Watine – Géométries Sous-Cutanées (cd, Catgang)
De Française Catherine Watine is een zangeres, pianist en componiste die keer op keer op bijzondere wijze naar buiten treedt. Dat doet ze hoofdzakelijk met haar inmiddels 14 jaar lopende project Watine, veelal met gastmuzikanten, waarmee ze doorgaans sublieme muziek maakt die ergens tussen triphop, chansons, alternatieve pop en neoklassiek finisht. Daarnaast brengt ze ook met het trio This Quiet in 2013 de gelijknamige cd uit, die net als haar laatste met Watine in mijn TOP20 eindigt. Je kunt gerust stellen dat ik deze muzikante hoog heb zitten. Nu is Watine terug met de cd Géométries Sous-Cutanées. De aanpak hierop is compleet anders dan op haar voorgaande werken. Niet alleen is het merendeel instrumentaal, maar ook de aanpak is breder en meer experimenteel. Watine brengt hier een volslagen unieke hybride van neoklassiek, avant-garde, filmmuziek, triphop, dark cabaret, musique concrète, postrock, gefragmenteerde chansons en poëzie. Die laatste twee doordat de stukken die stem bevatten vaak in flarden of op dichterlijke wijze worden gebracht. Maar de combinatie van stijlen werkt intrigerend. Naast fraaie orkestraties, pianostukken en andere akoestische instrumentaties hoor je ook samples, abstracte elektronica, elektrische gitaren en allerhande cineastische elementen. Samen vormt dat een broeierig, mysterieus geheel dat zowel uiterst spannend als wonderschoon is. Daarbij moet je denken aan een ongrijpbare mix van Nouvelles Lectures Cosmopolites, Leitmotiv, Gabriel Fauré, Yann Tiersen, Talk Talk, Tangerine Dream en Portishead. Er gebeurt zoveel per vierkante seconde en tegelijkertijd weet het je in een rustige, melancholieke sfeer achter te laten. Watine levert een compleet ander album af, maar weet wederom een verpletterende indruk te maken.
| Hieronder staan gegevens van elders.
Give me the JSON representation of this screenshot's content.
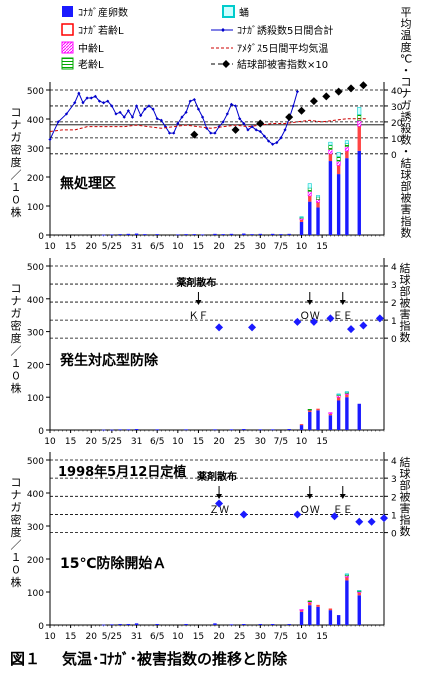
{
  "figure": {
    "caption_number": "図１",
    "caption_title": "気温･ｺﾅｶﾞ･被害指数の推移と防除"
  },
  "legend": {
    "items": [
      {
        "label": "ｺﾅｶﾞ産卵数",
        "color": "#1a1aff",
        "type": "bar"
      },
      {
        "label": "ｺﾅｶﾞ若齢L",
        "color": "#ff0000",
        "type": "bar"
      },
      {
        "label": "中齢L",
        "color": "#ff00ff",
        "type": "bar-hatch"
      },
      {
        "label": "老齢L",
        "color": "#00aa00",
        "type": "bar-lines"
      },
      {
        "label": "蛹",
        "color": "#00cccc",
        "type": "bar-light"
      },
      {
        "label": "ｺﾅｶﾞ誘殺数5日間合計",
        "color": "#0000cc",
        "type": "line-marker"
      },
      {
        "label": "ｱﾒﾀﾞｽ5日間平均気温",
        "color": "#cc0000",
        "type": "line-dash"
      },
      {
        "label": "結球部被害指数×10",
        "color": "#000000",
        "type": "marker"
      }
    ]
  },
  "right_axis_label": "平均温度℃・コナガ誘殺数・結球部被害指数",
  "right_axis_label2": "結球部被害指数",
  "left_axis_label": "コナガ密度／１０株",
  "x_ticks": [
    "10",
    "15",
    "20",
    "5/25",
    "31",
    "6/5",
    "10",
    "15",
    "20",
    "25",
    "30",
    "7/5",
    "10",
    "15"
  ],
  "chart_data": [
    {
      "type": "bar",
      "title": "無処理区",
      "ylabel": "コナガ密度／１０株",
      "ylim": [
        0,
        500
      ],
      "yticks": [
        0,
        100,
        200,
        300,
        400,
        500
      ],
      "y2ticks": [
        0,
        10,
        20,
        30,
        40
      ],
      "x": [
        "5/10",
        "5/15",
        "5/20",
        "5/25",
        "5/31",
        "6/5",
        "6/10",
        "6/15",
        "6/20",
        "6/25",
        "6/30",
        "7/5",
        "7/10",
        "7/15"
      ],
      "series": [
        {
          "name": "ｺﾅｶﾞ産卵数",
          "points": [
            [
              13,
              1
            ],
            [
              15,
              2
            ],
            [
              17,
              3
            ],
            [
              19,
              4
            ],
            [
              21,
              5
            ],
            [
              23,
              3
            ],
            [
              26,
              3
            ],
            [
              31,
              2
            ],
            [
              33,
              3
            ],
            [
              35,
              3
            ],
            [
              37,
              2
            ],
            [
              40,
              4
            ],
            [
              42,
              3
            ],
            [
              44,
              4
            ],
            [
              47,
              5
            ],
            [
              49,
              3
            ],
            [
              51,
              4
            ],
            [
              54,
              4
            ],
            [
              56,
              3
            ],
            [
              58,
              4
            ],
            [
              61,
              45
            ],
            [
              63,
              115
            ],
            [
              65,
              95
            ],
            [
              68,
              255
            ],
            [
              70,
              210
            ],
            [
              72,
              265
            ],
            [
              75,
              290
            ]
          ]
        },
        {
          "name": "ｺﾅｶﾞ若齢L",
          "points": [
            [
              61,
              8
            ],
            [
              63,
              20
            ],
            [
              65,
              18
            ],
            [
              68,
              25
            ],
            [
              70,
              30
            ],
            [
              72,
              25
            ],
            [
              75,
              85
            ]
          ]
        },
        {
          "name": "中齢L",
          "points": [
            [
              61,
              5
            ],
            [
              63,
              15
            ],
            [
              65,
              10
            ],
            [
              68,
              15
            ],
            [
              70,
              15
            ],
            [
              72,
              15
            ],
            [
              75,
              20
            ]
          ]
        },
        {
          "name": "老齢L",
          "points": [
            [
              61,
              3
            ],
            [
              63,
              12
            ],
            [
              65,
              8
            ],
            [
              68,
              15
            ],
            [
              70,
              15
            ],
            [
              72,
              10
            ],
            [
              75,
              20
            ]
          ]
        },
        {
          "name": "蛹",
          "points": [
            [
              61,
              2
            ],
            [
              63,
              15
            ],
            [
              65,
              5
            ],
            [
              68,
              10
            ],
            [
              70,
              15
            ],
            [
              72,
              10
            ],
            [
              75,
              25
            ]
          ]
        }
      ],
      "trap_5day_total": [
        [
          0,
          9
        ],
        [
          2,
          20
        ],
        [
          4,
          25
        ],
        [
          6,
          32
        ],
        [
          7,
          38
        ],
        [
          8,
          32
        ],
        [
          9,
          35
        ],
        [
          10,
          35
        ],
        [
          11,
          36
        ],
        [
          12,
          33
        ],
        [
          13,
          32
        ],
        [
          14,
          33
        ],
        [
          15,
          30
        ],
        [
          16,
          25
        ],
        [
          17,
          26
        ],
        [
          18,
          23
        ],
        [
          19,
          27
        ],
        [
          20,
          23
        ],
        [
          21,
          30
        ],
        [
          22,
          24
        ],
        [
          23,
          28
        ],
        [
          24,
          30
        ],
        [
          25,
          28
        ],
        [
          26,
          22
        ],
        [
          27,
          21
        ],
        [
          28,
          17
        ],
        [
          29,
          13
        ],
        [
          30,
          13
        ],
        [
          31,
          19
        ],
        [
          32,
          23
        ],
        [
          33,
          26
        ],
        [
          34,
          33
        ],
        [
          35,
          34
        ],
        [
          36,
          28
        ],
        [
          37,
          23
        ],
        [
          38,
          16
        ],
        [
          39,
          13
        ],
        [
          40,
          13
        ],
        [
          41,
          17
        ],
        [
          42,
          20
        ],
        [
          43,
          25
        ],
        [
          44,
          31
        ],
        [
          45,
          30
        ],
        [
          46,
          22
        ],
        [
          47,
          19
        ],
        [
          48,
          15
        ],
        [
          49,
          17
        ],
        [
          50,
          15
        ],
        [
          51,
          14
        ],
        [
          52,
          11
        ],
        [
          53,
          8
        ],
        [
          54,
          6
        ],
        [
          55,
          7
        ],
        [
          56,
          10
        ],
        [
          57,
          15
        ],
        [
          58,
          22
        ],
        [
          59,
          30
        ],
        [
          60,
          39
        ]
      ],
      "mean_temp_5day": [
        [
          0,
          14
        ],
        [
          3,
          15
        ],
        [
          6,
          15
        ],
        [
          9,
          17
        ],
        [
          12,
          17
        ],
        [
          15,
          17
        ],
        [
          18,
          17
        ],
        [
          21,
          18
        ],
        [
          24,
          17
        ],
        [
          27,
          16
        ],
        [
          30,
          17
        ],
        [
          33,
          18
        ],
        [
          36,
          17
        ],
        [
          39,
          16
        ],
        [
          42,
          17
        ],
        [
          45,
          18
        ],
        [
          48,
          17
        ],
        [
          51,
          18
        ],
        [
          54,
          19
        ],
        [
          57,
          19
        ],
        [
          60,
          20
        ],
        [
          63,
          21
        ],
        [
          66,
          20
        ],
        [
          69,
          21
        ],
        [
          72,
          22
        ],
        [
          75,
          22
        ],
        [
          77,
          22
        ]
      ],
      "damage_index_x10": [
        [
          35,
          12
        ],
        [
          45,
          15
        ],
        [
          51,
          19
        ],
        [
          58,
          23
        ],
        [
          61,
          27
        ],
        [
          64,
          33
        ],
        [
          67,
          36
        ],
        [
          70,
          39
        ],
        [
          73,
          41
        ],
        [
          76,
          43
        ]
      ]
    },
    {
      "type": "bar",
      "title": "発生対応型防除",
      "ylabel": "コナガ密度／１０株",
      "ylim": [
        0,
        500
      ],
      "yticks": [
        0,
        100,
        200,
        300,
        400,
        500
      ],
      "y2ticks": [
        0,
        1,
        2,
        3,
        4
      ],
      "y2label": "結球部被害指数",
      "annotation_label": "薬剤散布",
      "sprays": [
        {
          "x": 36,
          "label": "ＫＦ"
        },
        {
          "x": 63,
          "label": "ＯＷ"
        },
        {
          "x": 71,
          "label": "ＥＥ"
        }
      ],
      "series": [
        {
          "name": "ｺﾅｶﾞ産卵数",
          "points": [
            [
              13,
              1
            ],
            [
              15,
              1
            ],
            [
              17,
              2
            ],
            [
              19,
              2
            ],
            [
              21,
              3
            ],
            [
              26,
              2
            ],
            [
              33,
              2
            ],
            [
              40,
              2
            ],
            [
              44,
              2
            ],
            [
              47,
              3
            ],
            [
              51,
              2
            ],
            [
              54,
              2
            ],
            [
              58,
              3
            ],
            [
              61,
              15
            ],
            [
              63,
              55
            ],
            [
              65,
              60
            ],
            [
              68,
              45
            ],
            [
              70,
              90
            ],
            [
              72,
              100
            ],
            [
              75,
              80
            ]
          ]
        },
        {
          "name": "ｺﾅｶﾞ若齢L",
          "points": [
            [
              61,
              3
            ],
            [
              63,
              5
            ],
            [
              65,
              5
            ],
            [
              68,
              5
            ],
            [
              70,
              10
            ],
            [
              72,
              8
            ]
          ]
        },
        {
          "name": "中齢L",
          "points": [
            [
              63,
              2
            ],
            [
              68,
              3
            ],
            [
              70,
              5
            ],
            [
              72,
              4
            ]
          ]
        },
        {
          "name": "老齢L",
          "points": [
            [
              63,
              1
            ],
            [
              70,
              3
            ],
            [
              72,
              3
            ]
          ]
        },
        {
          "name": "蛹",
          "points": [
            [
              70,
              2
            ],
            [
              72,
              2
            ]
          ]
        }
      ],
      "damage_index": [
        [
          41,
          0.6
        ],
        [
          49,
          0.6
        ],
        [
          60,
          0.9
        ],
        [
          64,
          0.9
        ],
        [
          68,
          1.1
        ],
        [
          73,
          0.5
        ],
        [
          76,
          0.7
        ],
        [
          80,
          1.1
        ]
      ]
    },
    {
      "type": "bar",
      "title": "15℃防除開始Ａ",
      "subtitle": "1998年5月12日定植",
      "ylabel": "コナガ密度／１０株",
      "ylim": [
        0,
        500
      ],
      "yticks": [
        0,
        100,
        200,
        300,
        400,
        500
      ],
      "y2ticks": [
        0,
        1,
        2,
        3,
        4
      ],
      "y2label": "結球部被害指数",
      "annotation_label": "薬剤散布",
      "sprays": [
        {
          "x": 41,
          "label": "ＺＷ"
        },
        {
          "x": 63,
          "label": "ＯＷ"
        },
        {
          "x": 71,
          "label": "ＥＥ"
        }
      ],
      "series": [
        {
          "name": "ｺﾅｶﾞ産卵数",
          "points": [
            [
              13,
              1
            ],
            [
              15,
              2
            ],
            [
              17,
              3
            ],
            [
              19,
              3
            ],
            [
              21,
              5
            ],
            [
              26,
              3
            ],
            [
              33,
              3
            ],
            [
              40,
              5
            ],
            [
              44,
              2
            ],
            [
              47,
              3
            ],
            [
              51,
              3
            ],
            [
              54,
              3
            ],
            [
              58,
              3
            ],
            [
              61,
              40
            ],
            [
              63,
              60
            ],
            [
              65,
              55
            ],
            [
              68,
              45
            ],
            [
              70,
              30
            ],
            [
              72,
              135
            ],
            [
              75,
              90
            ]
          ]
        },
        {
          "name": "ｺﾅｶﾞ若齢L",
          "points": [
            [
              61,
              5
            ],
            [
              63,
              8
            ],
            [
              65,
              6
            ],
            [
              68,
              5
            ],
            [
              72,
              10
            ],
            [
              75,
              8
            ]
          ]
        },
        {
          "name": "中齢L",
          "points": [
            [
              61,
              2
            ],
            [
              63,
              3
            ],
            [
              72,
              4
            ],
            [
              75,
              3
            ]
          ]
        },
        {
          "name": "老齢L",
          "points": [
            [
              63,
              2
            ],
            [
              72,
              3
            ],
            [
              75,
              2
            ]
          ]
        },
        {
          "name": "蛹",
          "points": [
            [
              72,
              3
            ],
            [
              75,
              2
            ]
          ]
        }
      ],
      "damage_index": [
        [
          41,
          1.6
        ],
        [
          47,
          1.0
        ],
        [
          60,
          1.0
        ],
        [
          69,
          0.9
        ],
        [
          75,
          0.6
        ],
        [
          78,
          0.6
        ],
        [
          81,
          0.8
        ]
      ]
    }
  ]
}
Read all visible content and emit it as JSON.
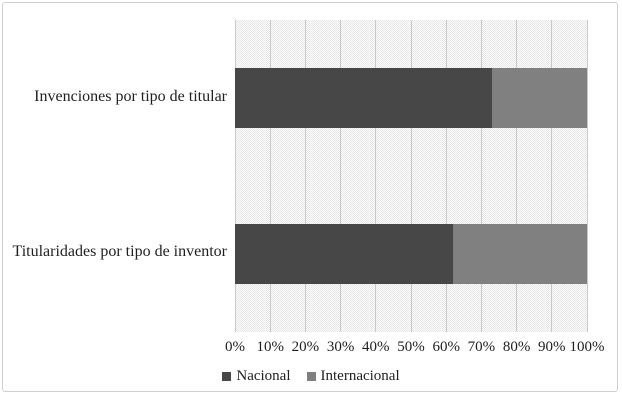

Various Artists: Salaam For Yemen (2cd, Hibernate/ Dronarivm)
Het heeft iets dubbels als je een fysiek album aanschaft voor iets dat het goede doel moet dienen, maar als je niets doet is het ook niet goed. Welnu in Jemen voltrekt zich één van de grootste humanitaire rampen ooit, alleen lees je daar niet zoveel over. Het is niet sexy en er is geen olie, zeg ik cynisch. Jemen verkeert sinds 2015 in een burgeroorlog en 75% van de bevolking, die geteisterd wordt door geweld en armoede, heeft hard onze hulp nodig. Miljoenen mensen dreigen ondervoed te raken door dit alles. De sympathieke labels Hibernate en Dronarivm hebben nu de handen ineen geslagen om hier iets aan te doen. Met de tot 200 stuks gelimiteerde dubbel cd Salaam For Yemen willen ze geld genereren voor Warchild, omdat kinderen het verdienen op te groeien zonder geweld en honger, al staat het je vrij om los daarvan ook te doneren natuurlijk. Het speelveld is hier wel heel sterk met onder meer bijdragen van The Green Kingdom, ISAN, Olan Mill, Birds Of Passage, øjeRum, Giulio Aldinucci, Isnaj Dui, Aaron Martin, offthesky, Snow Palms, Anjou en Pausal. Met 26 tracks en net zoveel artiesten krijg je hier in krap twee uur waar voor je geld en dat ook nog eens voor een goed doel. Met het hart op de juiste plek weten beide labels hier een meer dan geweldige compilatie neer te zetten.